Говорили о разных делах. Говорил, правда, всё больше товарищ Чапаев, а Митя только улыбался.

— Вот погоди, теперь война скоро кончится. Недолго ей осталось… Скоро всех белых прогоним, — близко наклонившись к Мите, говорил Чапаев.

— А прогоним? — тихо спросил Митя.

— Обязательно прогоним! По-другому и быть не может. Всех прогоним, кто будет мешать нам новую жизнь строить. А как прогоним разных буржуев, капиталистов да богачей, так и заживём! Ребята все будут учиться. Ты учиться хочешь?

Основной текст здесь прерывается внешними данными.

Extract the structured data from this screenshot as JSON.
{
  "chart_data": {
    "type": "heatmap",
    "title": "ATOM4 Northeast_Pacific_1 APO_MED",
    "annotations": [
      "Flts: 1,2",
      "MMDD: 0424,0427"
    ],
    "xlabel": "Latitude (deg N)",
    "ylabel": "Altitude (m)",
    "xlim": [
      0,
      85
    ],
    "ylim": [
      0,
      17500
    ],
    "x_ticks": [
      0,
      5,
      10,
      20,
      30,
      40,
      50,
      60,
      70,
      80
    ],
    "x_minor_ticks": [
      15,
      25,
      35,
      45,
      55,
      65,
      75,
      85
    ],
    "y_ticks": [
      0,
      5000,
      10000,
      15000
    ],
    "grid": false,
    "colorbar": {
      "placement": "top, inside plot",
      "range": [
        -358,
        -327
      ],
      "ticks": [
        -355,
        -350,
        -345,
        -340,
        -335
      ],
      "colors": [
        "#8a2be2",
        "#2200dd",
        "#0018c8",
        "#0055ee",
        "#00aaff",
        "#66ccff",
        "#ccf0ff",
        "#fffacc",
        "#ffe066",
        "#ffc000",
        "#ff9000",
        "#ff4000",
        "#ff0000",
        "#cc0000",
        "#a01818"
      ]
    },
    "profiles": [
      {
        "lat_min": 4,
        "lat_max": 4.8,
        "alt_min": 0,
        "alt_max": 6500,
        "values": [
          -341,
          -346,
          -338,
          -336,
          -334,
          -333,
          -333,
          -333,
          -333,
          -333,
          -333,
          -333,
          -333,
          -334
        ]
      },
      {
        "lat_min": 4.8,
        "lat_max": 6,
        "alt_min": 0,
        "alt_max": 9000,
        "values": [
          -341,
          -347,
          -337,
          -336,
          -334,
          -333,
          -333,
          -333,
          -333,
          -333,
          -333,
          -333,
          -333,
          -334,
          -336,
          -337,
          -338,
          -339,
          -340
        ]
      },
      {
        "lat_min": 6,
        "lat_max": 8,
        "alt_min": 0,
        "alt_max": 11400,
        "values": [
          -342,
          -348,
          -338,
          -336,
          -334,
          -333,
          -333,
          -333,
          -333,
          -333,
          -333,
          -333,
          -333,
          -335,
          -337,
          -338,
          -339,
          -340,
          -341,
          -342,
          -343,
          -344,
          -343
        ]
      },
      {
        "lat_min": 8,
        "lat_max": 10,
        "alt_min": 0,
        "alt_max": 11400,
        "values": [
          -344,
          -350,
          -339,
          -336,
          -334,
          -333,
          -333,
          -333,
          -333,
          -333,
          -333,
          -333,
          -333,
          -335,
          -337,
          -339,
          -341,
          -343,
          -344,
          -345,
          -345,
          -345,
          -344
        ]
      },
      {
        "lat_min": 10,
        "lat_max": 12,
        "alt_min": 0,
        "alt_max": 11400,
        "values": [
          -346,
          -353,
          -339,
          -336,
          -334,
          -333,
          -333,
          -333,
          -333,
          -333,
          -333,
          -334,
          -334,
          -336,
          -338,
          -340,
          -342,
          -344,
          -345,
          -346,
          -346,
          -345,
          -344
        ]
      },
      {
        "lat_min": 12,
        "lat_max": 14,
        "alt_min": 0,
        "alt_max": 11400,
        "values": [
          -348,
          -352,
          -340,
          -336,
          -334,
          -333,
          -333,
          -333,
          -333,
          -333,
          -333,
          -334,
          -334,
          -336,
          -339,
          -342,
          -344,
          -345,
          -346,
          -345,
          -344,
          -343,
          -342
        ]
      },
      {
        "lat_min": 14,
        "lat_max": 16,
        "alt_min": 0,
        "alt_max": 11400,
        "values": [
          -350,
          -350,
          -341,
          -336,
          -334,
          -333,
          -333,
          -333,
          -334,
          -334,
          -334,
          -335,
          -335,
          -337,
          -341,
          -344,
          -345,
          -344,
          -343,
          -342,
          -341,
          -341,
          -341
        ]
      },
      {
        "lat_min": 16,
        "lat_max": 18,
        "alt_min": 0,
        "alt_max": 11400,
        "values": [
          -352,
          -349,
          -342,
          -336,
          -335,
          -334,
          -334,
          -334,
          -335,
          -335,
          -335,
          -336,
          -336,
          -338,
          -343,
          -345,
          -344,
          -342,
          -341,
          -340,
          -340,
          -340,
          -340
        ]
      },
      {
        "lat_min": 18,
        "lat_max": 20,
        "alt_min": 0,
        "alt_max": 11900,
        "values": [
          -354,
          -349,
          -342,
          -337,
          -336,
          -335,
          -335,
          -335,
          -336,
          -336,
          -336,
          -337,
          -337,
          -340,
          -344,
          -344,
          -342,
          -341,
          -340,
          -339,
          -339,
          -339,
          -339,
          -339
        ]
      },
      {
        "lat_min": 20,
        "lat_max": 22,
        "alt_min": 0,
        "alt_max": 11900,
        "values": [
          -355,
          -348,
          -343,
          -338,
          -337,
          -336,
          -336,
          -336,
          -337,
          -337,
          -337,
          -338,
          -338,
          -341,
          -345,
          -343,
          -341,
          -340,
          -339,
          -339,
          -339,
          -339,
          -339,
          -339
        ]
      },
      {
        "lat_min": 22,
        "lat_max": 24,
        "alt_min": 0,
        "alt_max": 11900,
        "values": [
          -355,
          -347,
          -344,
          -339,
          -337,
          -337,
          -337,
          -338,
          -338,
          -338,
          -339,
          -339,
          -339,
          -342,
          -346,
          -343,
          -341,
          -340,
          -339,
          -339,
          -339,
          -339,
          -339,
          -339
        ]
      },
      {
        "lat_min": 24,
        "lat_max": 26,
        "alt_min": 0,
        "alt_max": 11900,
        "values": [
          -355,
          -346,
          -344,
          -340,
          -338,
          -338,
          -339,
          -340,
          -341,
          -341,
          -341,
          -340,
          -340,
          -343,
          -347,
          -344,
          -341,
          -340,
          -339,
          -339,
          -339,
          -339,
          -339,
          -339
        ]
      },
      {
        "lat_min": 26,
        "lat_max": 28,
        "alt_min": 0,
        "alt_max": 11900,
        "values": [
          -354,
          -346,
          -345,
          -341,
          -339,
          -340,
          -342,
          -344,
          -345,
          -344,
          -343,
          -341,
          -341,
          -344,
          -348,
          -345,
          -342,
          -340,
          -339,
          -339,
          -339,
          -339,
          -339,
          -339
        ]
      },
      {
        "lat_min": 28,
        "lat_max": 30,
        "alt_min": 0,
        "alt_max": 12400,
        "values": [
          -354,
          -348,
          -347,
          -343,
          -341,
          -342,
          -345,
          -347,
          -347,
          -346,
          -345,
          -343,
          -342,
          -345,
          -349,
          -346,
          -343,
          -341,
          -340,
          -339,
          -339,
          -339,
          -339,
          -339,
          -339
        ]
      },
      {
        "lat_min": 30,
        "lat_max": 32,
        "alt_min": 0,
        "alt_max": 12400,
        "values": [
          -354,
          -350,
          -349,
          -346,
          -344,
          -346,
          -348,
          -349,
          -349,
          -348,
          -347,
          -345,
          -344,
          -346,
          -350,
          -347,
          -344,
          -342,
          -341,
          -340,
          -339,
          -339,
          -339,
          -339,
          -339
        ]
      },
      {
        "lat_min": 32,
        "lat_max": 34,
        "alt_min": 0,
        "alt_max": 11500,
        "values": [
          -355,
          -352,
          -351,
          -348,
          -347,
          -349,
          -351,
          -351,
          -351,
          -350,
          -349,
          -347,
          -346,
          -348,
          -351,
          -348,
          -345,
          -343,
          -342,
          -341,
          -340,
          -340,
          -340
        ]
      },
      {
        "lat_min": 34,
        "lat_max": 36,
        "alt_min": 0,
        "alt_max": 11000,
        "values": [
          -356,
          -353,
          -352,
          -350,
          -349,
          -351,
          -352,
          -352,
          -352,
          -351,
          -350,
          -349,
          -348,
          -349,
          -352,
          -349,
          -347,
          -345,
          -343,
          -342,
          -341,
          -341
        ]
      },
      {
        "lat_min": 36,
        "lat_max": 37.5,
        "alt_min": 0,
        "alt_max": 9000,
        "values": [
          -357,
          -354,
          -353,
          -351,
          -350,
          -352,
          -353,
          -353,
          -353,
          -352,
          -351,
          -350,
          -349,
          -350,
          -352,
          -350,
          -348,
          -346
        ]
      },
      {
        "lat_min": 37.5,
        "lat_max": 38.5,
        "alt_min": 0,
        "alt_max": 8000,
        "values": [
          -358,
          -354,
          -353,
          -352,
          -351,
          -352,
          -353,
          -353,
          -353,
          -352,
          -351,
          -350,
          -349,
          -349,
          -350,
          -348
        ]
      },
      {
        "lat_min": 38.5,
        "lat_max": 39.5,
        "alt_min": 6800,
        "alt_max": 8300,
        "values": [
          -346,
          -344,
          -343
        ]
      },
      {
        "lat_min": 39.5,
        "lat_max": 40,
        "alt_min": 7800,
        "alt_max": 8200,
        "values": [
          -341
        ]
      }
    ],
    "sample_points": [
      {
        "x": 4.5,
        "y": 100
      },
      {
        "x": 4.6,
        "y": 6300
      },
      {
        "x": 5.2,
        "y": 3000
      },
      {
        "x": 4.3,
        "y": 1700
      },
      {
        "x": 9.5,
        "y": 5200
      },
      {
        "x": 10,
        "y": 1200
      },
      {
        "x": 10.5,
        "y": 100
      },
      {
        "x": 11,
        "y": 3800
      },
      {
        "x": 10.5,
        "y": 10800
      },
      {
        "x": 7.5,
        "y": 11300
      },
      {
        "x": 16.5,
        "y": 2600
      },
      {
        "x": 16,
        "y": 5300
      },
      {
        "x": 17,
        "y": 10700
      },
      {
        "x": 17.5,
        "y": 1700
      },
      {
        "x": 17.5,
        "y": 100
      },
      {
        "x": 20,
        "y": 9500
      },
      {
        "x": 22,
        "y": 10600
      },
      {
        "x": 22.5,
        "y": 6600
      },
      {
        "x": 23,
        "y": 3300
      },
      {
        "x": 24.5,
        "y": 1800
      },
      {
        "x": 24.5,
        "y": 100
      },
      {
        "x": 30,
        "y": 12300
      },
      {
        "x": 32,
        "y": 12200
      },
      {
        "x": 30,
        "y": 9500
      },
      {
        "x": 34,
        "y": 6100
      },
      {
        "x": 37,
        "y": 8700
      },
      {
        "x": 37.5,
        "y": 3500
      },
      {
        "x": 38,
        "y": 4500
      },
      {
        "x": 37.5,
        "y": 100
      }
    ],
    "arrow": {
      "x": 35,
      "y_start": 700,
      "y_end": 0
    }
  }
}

— Хочу! Только я лучше хочу быть… храбрым…

— А разве ты не храбрый? Ты, брат, храбрый.

— Я, как вы, хочу быть…

Чапаев улыбнулся, а потом задумчиво сказал:

— Насчёт храбрости я так думаю, браток: когда знаешь, за какое дело свою жизнь отдаёшь, когда знаешь, за что борешься, тогда храбрость бывает такая, что никто тебя не остановит, и будешь ты драться из последних своих человеческих сил. Так-то вот, Митюха… Понял?

— Понял… — ответил Митя, и глаза у него заблестели.

— А учиться ты обязательно будешь. Все у нас будут учиться — так товарищ Ленин сказал. А что товарищ Ленин говорит, всё правда и всё будет обязательно. Думаешь, мне неохота учиться? Вот послали меня в Москву, в академию учиться…

— Знаю, — сказал Митя.

— А не пришлось… Не до ученья, когда враг со всех концов наползает. Воевать приходится, а не учиться. Зато вы все, ребятишки, будете учёными, жить будете по-хорошему, вольно, весело… Вот за то и воюем теперь, Митя.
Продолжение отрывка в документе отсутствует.